We're looking for infrastructure engineers to work at peta-to-exabyte scale. You'll build data systems behind the largest training runs on thousands of GPUs, where fixing one bottleneck lets researchers train the next breakthrough model.

**What You'll Work On:**

- Scalable data loaders for training runs across thousands of GPUs

- Efficient storage and retrieval systems for petabyte-scale datasets

- Multi-cloud object storage abstraction

- Execute large-scale data migrations across storage systems and providers

- Debug and resolve performance bottlenecks in distributed data loading

**Technical Focus:**

- Python, PyTorch DataLoader internals

- Object storage (e.g. S3, Azure Blob, GCS)

- Parquet for metadata

- Video: ffmpeg, PyAV, codec fundamentals

**What We're Looking For:**

- Built and operated data pipelines at petabyte scale

- Optimized data loading

- Worked with petabyte-scale video and image datasets

- Written processing jobs operating on millions of files

- Debugged distributed system bottlenecks across large fleets of machines

**Nice to Have:**

- Experience streaming dataset formats (e.g. WebDataset)

- Video codec internals and frame-accurate seeking

- Distributed systems experience

- Slurm and Kubernetes for job orchestration

- Experience with object storage performance tuning across providers

**How We Work Together:**

- We're a distributed team with real offices that people actually use. Depending on your role, you'll either join us in Freiburg or SF at least 2 days a week (or one full week every other week), or work remotely with a monthly in-person week to stay connected. We'll cover reasonable travel costs to make this possible. We think in-person time matters, and we've structured things to make it accessible to all. We'll discuss what this will look like for the role during our interview process.

**Everything we do is grounded in four values:**

- Obsessed. We are a frontier research lab. The science has to be right, the understanding deep, the product beautiful.

- Low Ego. The work speaks. The best idea wins, no matter who said it. Credit is shared. Nobody is above any task.

- Bold. We take the ambitious bet.

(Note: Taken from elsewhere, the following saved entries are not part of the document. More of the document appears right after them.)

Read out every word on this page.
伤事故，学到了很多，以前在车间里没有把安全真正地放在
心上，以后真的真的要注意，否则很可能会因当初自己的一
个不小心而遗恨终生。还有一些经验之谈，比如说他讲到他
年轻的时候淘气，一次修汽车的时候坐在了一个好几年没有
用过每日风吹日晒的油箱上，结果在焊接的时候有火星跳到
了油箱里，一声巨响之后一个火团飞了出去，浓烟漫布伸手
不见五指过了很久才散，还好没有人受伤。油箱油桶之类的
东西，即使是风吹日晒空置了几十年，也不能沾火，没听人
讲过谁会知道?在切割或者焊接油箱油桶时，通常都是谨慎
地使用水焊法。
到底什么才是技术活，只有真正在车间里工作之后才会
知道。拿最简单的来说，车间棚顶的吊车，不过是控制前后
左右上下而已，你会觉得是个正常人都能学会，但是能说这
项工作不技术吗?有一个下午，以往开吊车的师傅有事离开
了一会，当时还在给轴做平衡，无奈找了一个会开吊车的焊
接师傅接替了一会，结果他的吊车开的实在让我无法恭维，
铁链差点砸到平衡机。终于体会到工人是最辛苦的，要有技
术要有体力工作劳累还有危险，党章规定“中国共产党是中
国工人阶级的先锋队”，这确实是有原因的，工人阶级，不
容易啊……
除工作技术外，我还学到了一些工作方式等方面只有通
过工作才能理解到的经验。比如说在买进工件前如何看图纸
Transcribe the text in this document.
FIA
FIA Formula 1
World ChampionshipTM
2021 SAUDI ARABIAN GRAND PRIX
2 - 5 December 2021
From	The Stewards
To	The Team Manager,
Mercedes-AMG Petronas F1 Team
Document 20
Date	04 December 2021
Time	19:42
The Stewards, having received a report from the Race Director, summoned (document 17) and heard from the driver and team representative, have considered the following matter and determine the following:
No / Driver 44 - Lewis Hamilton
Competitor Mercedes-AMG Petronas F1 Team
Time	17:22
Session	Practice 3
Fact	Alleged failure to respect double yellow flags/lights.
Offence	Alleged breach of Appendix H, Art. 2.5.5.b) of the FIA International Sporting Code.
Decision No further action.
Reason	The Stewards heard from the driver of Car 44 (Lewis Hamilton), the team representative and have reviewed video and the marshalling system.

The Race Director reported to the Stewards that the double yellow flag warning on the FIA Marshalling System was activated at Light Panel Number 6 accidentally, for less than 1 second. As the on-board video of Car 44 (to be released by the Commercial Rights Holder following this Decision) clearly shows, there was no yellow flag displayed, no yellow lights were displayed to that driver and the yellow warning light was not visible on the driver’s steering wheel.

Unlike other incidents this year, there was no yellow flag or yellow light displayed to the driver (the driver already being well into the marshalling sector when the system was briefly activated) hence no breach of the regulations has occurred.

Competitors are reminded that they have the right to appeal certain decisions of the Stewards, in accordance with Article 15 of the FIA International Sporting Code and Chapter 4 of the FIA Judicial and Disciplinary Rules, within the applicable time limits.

We ship, we do not wait for conditions to be perfect.

- Kind. People over politics. We treat each other with genuine warmth. Agency without empathy creates chaos.

## Skills

### Required
- Python
- PyTorch
- Data Loader Internals
- Object Storage
- Parquet
- Video
- ffmpeg
- PyAV
- Codec Fundamentals

### Nice to have
- WebDataset
- Distributed Systems
- Slurm
- Kubernetes
- Object Storage Performance Tuning